Vorrei raccontare di più, perché questo è stato forse il sogno/l'apparizione che mi ha coinvolta maggiormente, ma non voglio togliervi il piacere di incontrare da soli l'ironia, vero marchio distintivo di Fabio Genovesi, che non si sottrae ad alcun argomento ed è in grado di parlare di violenza domestica, ma anche altrove di morte, discriminazione di genere, difficoltà economiche senza mai cadere nella cupezza assoluta. L'ironia non è mai, chiaramente, irrispettosa nei confronti dei soggetti; punta, come nel caso di Isolina, a osservare il mondo da un'altra prospettiva, meno disperante, più aperta al mutamento.

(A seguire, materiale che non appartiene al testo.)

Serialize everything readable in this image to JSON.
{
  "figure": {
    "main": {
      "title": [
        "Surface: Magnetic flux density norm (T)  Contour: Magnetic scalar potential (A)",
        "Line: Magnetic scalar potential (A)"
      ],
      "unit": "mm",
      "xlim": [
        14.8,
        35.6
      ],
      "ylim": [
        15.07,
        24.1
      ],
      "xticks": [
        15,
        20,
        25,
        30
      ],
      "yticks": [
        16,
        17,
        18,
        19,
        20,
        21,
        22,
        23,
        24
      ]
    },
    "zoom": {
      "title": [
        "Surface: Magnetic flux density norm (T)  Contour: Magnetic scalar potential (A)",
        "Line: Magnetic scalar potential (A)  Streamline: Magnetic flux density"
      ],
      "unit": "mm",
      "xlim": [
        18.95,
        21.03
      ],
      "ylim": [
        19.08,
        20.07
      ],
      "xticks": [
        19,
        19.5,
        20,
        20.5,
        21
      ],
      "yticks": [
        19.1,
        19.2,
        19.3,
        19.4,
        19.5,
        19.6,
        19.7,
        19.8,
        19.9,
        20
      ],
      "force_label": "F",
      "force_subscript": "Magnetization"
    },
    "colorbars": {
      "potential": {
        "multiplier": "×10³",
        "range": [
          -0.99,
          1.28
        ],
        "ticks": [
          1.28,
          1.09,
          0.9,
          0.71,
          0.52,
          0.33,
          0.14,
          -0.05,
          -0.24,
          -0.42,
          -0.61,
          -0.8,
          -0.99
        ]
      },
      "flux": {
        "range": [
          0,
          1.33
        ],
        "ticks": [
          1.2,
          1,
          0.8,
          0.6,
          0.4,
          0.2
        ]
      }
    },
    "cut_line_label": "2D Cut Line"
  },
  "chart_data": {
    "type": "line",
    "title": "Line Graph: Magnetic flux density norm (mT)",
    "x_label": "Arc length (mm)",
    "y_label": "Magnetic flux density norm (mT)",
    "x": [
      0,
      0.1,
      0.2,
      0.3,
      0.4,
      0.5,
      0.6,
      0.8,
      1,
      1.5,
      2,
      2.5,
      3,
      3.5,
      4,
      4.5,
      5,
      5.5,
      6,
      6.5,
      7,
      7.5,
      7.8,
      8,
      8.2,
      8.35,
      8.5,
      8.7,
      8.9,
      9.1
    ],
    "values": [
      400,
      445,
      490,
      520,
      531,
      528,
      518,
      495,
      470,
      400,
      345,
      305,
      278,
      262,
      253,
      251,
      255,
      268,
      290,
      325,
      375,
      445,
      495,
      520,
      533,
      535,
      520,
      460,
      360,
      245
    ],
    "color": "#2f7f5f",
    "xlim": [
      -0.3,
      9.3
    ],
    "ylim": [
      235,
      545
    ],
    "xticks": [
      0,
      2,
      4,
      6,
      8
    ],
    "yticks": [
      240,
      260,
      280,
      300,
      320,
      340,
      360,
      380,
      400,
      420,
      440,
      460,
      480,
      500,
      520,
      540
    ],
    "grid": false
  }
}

Si osservi, ad esempio, la delicata innocenza con cui Fabio, da piccolo, trova una facile soluzione alla zia Irene:
«Scusa zia, ma se non ti piacciono i maschi è un problema?»
«Sì. Cioè, no, però per avere un bambino sì».

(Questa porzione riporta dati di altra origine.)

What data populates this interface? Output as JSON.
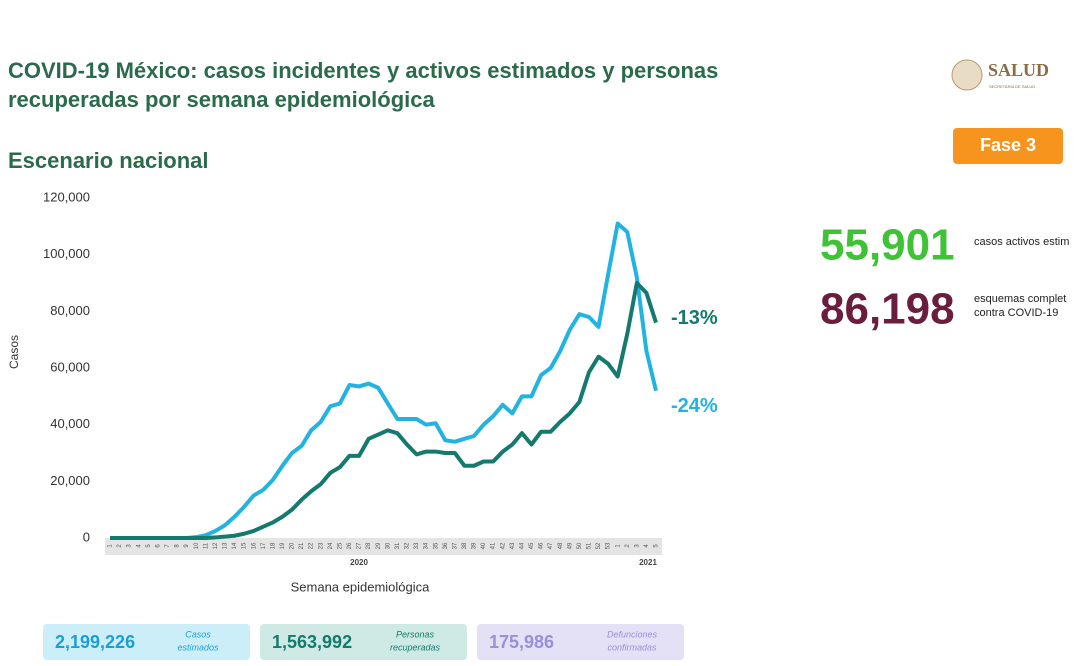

«Secondo me no. Se non ti piacciono i maschi, basta che fai una bimba e sei a posto». (p. 87)
Se è vero che «in ogni epoca e a ogni latitudine, noi abbiamo solo bisogno di chiudere gli occhi e credere a qualcuno a qualcosa» (p. 50) anche per non essere schiacciati dalla corsa del tempo o dalla ricerca di senso tout-court, Fabio Genovesi crede nella forza dei ricordi e delle relazioni famigliari. E, si badi, non si tratta solo di famiglia tradizionale, come l'autore ha tenuto a sottolineare in tante interviste uscite in queste settimane:
[...] A tornare a me non sono le donne della mia famiglia di sangue, ma di quella famiglia più grande e profonda che non è tenuta insieme dallo scuro appiccicoso del sangue, ma da una colla più intensa e trasparente, che è l'amore. Una parentela di affetti, di persone che ti amano e ami, che scegli e ti scelgono. Se la famiglia di sangue è un albero, questa è un bosco, dove le radici sono diverse ma i rami salgono a intrecciarsi e sorreggersi in magnifici disegni sempre diversi. (p. 104)

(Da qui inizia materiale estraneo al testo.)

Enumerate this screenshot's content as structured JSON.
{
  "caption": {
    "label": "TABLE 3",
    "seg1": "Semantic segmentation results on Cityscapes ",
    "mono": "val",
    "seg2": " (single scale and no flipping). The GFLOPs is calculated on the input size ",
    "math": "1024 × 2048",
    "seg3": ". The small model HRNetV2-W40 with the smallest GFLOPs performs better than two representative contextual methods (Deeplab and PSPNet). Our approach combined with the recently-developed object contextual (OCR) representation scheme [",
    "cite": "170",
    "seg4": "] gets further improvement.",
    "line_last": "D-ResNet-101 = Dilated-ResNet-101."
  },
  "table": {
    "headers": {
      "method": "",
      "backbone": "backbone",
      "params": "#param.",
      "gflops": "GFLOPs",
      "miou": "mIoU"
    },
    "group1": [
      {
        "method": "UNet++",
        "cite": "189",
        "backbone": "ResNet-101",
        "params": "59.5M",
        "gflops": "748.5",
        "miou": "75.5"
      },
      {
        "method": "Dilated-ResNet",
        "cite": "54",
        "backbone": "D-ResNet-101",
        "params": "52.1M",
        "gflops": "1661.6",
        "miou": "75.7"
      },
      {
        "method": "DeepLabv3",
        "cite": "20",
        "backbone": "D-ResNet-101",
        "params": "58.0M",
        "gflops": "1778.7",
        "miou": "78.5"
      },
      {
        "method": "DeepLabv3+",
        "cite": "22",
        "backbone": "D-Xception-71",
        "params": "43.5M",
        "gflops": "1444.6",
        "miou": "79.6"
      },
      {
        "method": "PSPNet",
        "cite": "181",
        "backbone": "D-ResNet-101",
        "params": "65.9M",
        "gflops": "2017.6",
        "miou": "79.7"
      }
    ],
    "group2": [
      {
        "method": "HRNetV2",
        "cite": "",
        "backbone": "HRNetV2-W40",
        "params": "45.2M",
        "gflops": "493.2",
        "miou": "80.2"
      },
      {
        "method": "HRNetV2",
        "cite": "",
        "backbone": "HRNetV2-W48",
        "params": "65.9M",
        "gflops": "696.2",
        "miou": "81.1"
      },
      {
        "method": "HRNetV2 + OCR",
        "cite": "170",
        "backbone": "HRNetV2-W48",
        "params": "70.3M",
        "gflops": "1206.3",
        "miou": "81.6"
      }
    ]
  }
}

È dunque l'affetto a selezionare di chi parlare e di chi no; e non sempre si tratta di presenze radicate per lungo tempo nella vita di Fabio. Ci sono anche figure che, quasi farfalle dai colori vividissimi, hanno portato la loro bellezza effimera e sono morte prematuramente. Insomma, nella selezione delle sue maestre, Genovesi adotta criteri diversi, che potremmo riassumere nell'espressione "chi gli ha lasciato qualcosa", o attraverso il racconto altrui (come la trisnonna, figura quasi leggendaria in famiglia) o attraverso esperienze condivise e scolpite nella memoria (come la splendida Benedetta, stroncata dalla droga, o la piccola zia Gilda, che lo accompagnava in chiesa e gli ha reso più sopportabili i funerali).
Le osservazioni esistenziali non mancano, così come i bilanci, complice la soglia dei cinquant'anni che rende inevitabile e molto comprensibile il guardarsi indietro e riflettere sul proprio percorso. A qualche momento in cui il narratore si immalinconisce, si alternano episodi in cui la dimensione dell'infanzia rifulge, autentica e piena di quel tutto da fare che riempie i bambini di speranza. Col tempo, con la crescita, tanto cambia e purtroppo ha ragione Genovesi: «A questo ci abituiamo, a una vita piena di noia, con occasionali sollievi di niente» (p. 161). È anche grazie a romanzi come i suoi, pieni di innocenza, bonaria ironia e gratitudine verso il passato, che possiamo pacificarci e rievocare il tempo della creatività, della vitalità innocente e di una genuina e spensierata apertura al divenire. Ed è come tornare a respirare.